Just a second: Who are “these people”? And what “intimidation tactics”? Mr. McIntyre and Mr. McKitrick are trying to find the truth. What is Dr. Mann trying to hide? For many scientists, McIntyre and McKitrick’s work is earth-shattering. For example, Professor Richard Muller of the University of California at Berkeley recently wrote in the MIT Technology Review that McIntyre and McKitrick’s findings “hit me like a bombshell, and I suspect it is having the same effect on many others. Suddenly the hockey stick, the poster-child of the global warming community, turns out to be an artifact of poor mathematics.” Dr. Rob van Dorland, of the Royal Netherlands Meteorological Institute, and an IPCC lead author, said, “The IPCC made a mistake by only including Mann’s reconstruction and not those of other researchers.” He concluded that unless the error is corrected, it will “seriously damage the work of the IPCC.”
Or consider Dr. Hans von Storch, an IPCC contributing author and internationally renowned expert in climate statistics at Germany’s Center for Coastal Research, who said McIntyre and McKitrick’s work is “entirely valid.” In an interview last October with the German Newspaper Der Spiegel, Dr. von Storch said the Mann hockey stick “contains assumptions that are not permissible. Methodologically it is wrong: rubbish.” He stressed that, “it remains important for science to point out the erroneous nature of the Mann curve. In recent years it has been elevated to the status truth by the UN appointed science body, the Intergovernmental Panel on Climate Change (IPCC). This handicapped all that research which strives to make a realistic distinction between human influences and climate and natural variability.”

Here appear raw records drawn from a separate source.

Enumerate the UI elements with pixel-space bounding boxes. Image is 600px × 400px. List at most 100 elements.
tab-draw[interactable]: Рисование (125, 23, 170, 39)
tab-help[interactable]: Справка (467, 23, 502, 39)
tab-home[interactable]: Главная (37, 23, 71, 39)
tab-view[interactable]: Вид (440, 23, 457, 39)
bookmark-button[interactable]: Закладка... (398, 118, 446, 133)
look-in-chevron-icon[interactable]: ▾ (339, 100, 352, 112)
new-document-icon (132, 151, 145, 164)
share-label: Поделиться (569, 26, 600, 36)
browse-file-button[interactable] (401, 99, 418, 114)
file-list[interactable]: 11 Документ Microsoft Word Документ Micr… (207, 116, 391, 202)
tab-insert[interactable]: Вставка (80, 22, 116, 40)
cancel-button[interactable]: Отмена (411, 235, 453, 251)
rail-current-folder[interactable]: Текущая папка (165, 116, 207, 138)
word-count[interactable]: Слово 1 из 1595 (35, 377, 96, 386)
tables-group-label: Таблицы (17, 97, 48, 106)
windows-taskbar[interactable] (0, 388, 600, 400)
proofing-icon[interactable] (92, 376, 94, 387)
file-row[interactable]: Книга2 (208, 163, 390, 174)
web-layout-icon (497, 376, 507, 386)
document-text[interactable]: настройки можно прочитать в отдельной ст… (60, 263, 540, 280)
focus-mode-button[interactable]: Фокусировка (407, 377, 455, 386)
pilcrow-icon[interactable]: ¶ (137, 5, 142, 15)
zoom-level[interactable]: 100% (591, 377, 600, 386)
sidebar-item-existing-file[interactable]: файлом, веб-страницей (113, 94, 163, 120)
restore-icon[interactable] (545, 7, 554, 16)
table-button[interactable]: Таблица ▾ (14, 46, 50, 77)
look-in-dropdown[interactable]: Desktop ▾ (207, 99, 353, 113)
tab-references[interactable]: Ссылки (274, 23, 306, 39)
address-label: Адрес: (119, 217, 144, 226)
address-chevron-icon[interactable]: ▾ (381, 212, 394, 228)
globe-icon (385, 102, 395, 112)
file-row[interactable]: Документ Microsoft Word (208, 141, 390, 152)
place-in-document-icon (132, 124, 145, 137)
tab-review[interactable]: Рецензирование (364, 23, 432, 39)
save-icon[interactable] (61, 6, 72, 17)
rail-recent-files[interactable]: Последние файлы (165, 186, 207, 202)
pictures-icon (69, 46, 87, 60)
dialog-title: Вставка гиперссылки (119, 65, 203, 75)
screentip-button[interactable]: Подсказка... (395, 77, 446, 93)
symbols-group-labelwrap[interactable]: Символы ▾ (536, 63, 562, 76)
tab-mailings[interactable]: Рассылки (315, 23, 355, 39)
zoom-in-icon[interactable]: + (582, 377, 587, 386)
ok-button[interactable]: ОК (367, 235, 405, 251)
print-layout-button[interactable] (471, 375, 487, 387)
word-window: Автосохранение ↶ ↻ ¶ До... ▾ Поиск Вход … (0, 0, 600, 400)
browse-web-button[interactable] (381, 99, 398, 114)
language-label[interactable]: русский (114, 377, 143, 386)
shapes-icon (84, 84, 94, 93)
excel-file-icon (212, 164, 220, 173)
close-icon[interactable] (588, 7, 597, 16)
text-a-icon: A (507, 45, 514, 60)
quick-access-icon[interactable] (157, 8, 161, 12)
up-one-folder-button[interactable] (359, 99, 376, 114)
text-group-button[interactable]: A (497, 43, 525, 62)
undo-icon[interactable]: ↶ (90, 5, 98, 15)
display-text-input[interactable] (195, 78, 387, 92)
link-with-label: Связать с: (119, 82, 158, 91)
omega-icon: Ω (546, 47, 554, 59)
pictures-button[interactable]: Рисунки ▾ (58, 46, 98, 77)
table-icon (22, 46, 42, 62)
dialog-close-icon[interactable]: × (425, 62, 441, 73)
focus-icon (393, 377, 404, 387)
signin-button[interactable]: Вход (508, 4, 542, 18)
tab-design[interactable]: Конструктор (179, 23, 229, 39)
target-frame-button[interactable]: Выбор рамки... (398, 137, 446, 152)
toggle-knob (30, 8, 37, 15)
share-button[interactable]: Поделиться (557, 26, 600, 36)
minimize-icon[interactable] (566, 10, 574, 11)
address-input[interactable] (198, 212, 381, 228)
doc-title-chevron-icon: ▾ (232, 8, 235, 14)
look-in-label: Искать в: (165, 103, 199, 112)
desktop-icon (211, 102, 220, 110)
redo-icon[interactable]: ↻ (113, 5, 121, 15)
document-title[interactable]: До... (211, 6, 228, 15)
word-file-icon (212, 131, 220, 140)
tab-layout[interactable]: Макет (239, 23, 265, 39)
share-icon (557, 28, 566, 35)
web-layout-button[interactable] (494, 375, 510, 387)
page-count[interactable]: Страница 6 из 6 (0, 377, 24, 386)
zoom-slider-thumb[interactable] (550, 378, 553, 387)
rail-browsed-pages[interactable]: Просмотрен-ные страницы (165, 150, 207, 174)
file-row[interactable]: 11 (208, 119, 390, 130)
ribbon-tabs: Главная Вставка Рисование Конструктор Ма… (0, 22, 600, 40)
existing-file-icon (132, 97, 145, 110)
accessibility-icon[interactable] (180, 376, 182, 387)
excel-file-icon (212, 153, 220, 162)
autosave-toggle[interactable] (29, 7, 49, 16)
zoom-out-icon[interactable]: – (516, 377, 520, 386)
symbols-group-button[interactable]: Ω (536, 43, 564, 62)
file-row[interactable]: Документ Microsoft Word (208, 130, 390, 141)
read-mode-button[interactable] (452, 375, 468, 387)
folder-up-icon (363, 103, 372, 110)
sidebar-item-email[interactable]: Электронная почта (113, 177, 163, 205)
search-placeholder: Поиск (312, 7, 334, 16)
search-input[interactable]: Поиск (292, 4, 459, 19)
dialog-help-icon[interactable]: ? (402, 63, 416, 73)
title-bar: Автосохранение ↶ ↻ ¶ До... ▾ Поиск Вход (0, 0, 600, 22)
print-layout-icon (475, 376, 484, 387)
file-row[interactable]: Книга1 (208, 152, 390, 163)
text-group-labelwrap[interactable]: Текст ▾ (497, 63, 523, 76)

If McIntyre and McKitrick’s work isn’t convincing enough, consider the recent paper published in the Feb. 10 issue of Nature. The paper, authored by a group of Swedish climate researchers, once again undercuts the scientific credibility of the Mann hockey stick. The press release for the study by the Swedish Research Council says, "A new study of climate in the Northern Hemisphere for the past 2000 years shows that natural climate change may be larger than generally thought.”
According to the paper’s authors, the Mann hockey stick does not provide an accurate picture of the last 1,000 years. “The new results,” they wrote, “show an appreciable temperature swing between the 12th and 20th centuries, with a notable cold period around AD 1600. A large part of the 20th century had approximately the same temperature as the 11th and 12th centuries.”
In other words, here’s evidence of the Medieval Warm Period and the Little Ice Age, demonstrating that climate, long before the burning of fossil fuels, varied considerably over the last 2,000 years. The researchers note that changes in the sun’s output and volcanic eruptions appear to have caused considerable natural variations in the climate system. “The fact that these two climate evolutions,” they contend, “which have been obtained completely independently of each other, are very similar supports the case that climate shows an appreciable natural variability—and that changes in the sun’s output and volcanic eruptions on the Earth may be the cause.”